Archie’s birthday
Today, September 24, is Archie’s birthday. He would have been 24. I visited his grave very early this morning. The ground was soggy beneath the green grass. The gate to the cemetery (Immortal) is often flooded during the rainy season but a part of the surrounding wall had been opened as ingress. I carried roses and the usual sampaguita necklace which I bought from the woman selling flowers in front of St. Joseph cathedral. “It’s for my son,” I told the woman whose name I can’t recall. I used to buy sampaguita from her almost everyday, and she remembers Archie. She gave me an extra sampaguita necklace for free. This I placed on his headstone.

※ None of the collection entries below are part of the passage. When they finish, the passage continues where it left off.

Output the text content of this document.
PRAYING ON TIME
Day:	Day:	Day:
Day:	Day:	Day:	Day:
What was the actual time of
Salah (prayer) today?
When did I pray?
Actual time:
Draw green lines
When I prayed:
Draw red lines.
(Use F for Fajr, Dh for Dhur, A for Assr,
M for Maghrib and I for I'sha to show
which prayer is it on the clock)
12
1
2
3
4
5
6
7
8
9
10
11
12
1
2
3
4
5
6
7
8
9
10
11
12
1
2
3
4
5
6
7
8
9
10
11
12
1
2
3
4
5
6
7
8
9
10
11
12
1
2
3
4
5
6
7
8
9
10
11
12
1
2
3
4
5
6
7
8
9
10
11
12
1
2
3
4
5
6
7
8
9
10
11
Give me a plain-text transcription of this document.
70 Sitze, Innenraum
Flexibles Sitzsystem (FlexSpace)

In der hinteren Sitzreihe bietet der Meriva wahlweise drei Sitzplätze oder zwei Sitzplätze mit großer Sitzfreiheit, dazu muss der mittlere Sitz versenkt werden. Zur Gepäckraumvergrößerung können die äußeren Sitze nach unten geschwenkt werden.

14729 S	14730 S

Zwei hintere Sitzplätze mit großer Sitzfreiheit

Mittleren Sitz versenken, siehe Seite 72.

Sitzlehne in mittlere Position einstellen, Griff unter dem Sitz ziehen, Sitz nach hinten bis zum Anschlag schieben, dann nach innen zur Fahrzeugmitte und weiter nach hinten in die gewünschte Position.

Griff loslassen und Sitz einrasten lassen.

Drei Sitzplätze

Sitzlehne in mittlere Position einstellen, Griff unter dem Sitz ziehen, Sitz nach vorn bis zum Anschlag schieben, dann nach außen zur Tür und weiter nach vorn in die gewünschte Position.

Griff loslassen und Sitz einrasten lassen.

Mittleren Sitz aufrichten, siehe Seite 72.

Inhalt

Sometimes people ask me if I had moved on, whether I had recovered from the tragedy. I tell them I don’t know. During the last week of September, as I found myself toiling aimlessly at the mountain farm, there occurred to me a thought: “what am I doing here?” I was like Forrest Gump, who after running all over the states of America suddenly stops one afternoon in a lonely stretch of road and says : “I want to go home.” Maybe I have moved on, for the mountain farm had been my refuge from pain since Archie went away. I wanted to improve the land to justify its purchase, to make something of Archie’s legacy. People who didn’t know must have thought me bizarre for going to that place, planting mahogany in the middle of summer, feverishly trying to improve the land. All I can remember is that it took my mind off the pain. It’s like a patient coping with illness. At the ICU during my bouts with heart attack I remember moaning loudly so I wouldn’t feel the pain so much. Working on the farm has enabled me to keep the black spectre of grief at bay, although there are so many things that every now and then remind me my son’s death, like waking up at 2:30 in the morning and remembering it was the usual time he woke me up to take him to the bus station on his way to Bulacan where waited his fate, or a glimpse of his photos at my table, or a dream about him, no matter how hazy. Things have a way of coming back to haunt you, to make you wish you hadn’t been born at all.
“What am I doing here?” I had kept on thinking. After winning the Palanca I should have devoted myself completely to writing, not moping around in some forgotten scrubland. Yes, I did think about it. Perhaps that was a sign I had moved on. But today all I can think about is my son and my tragic losss.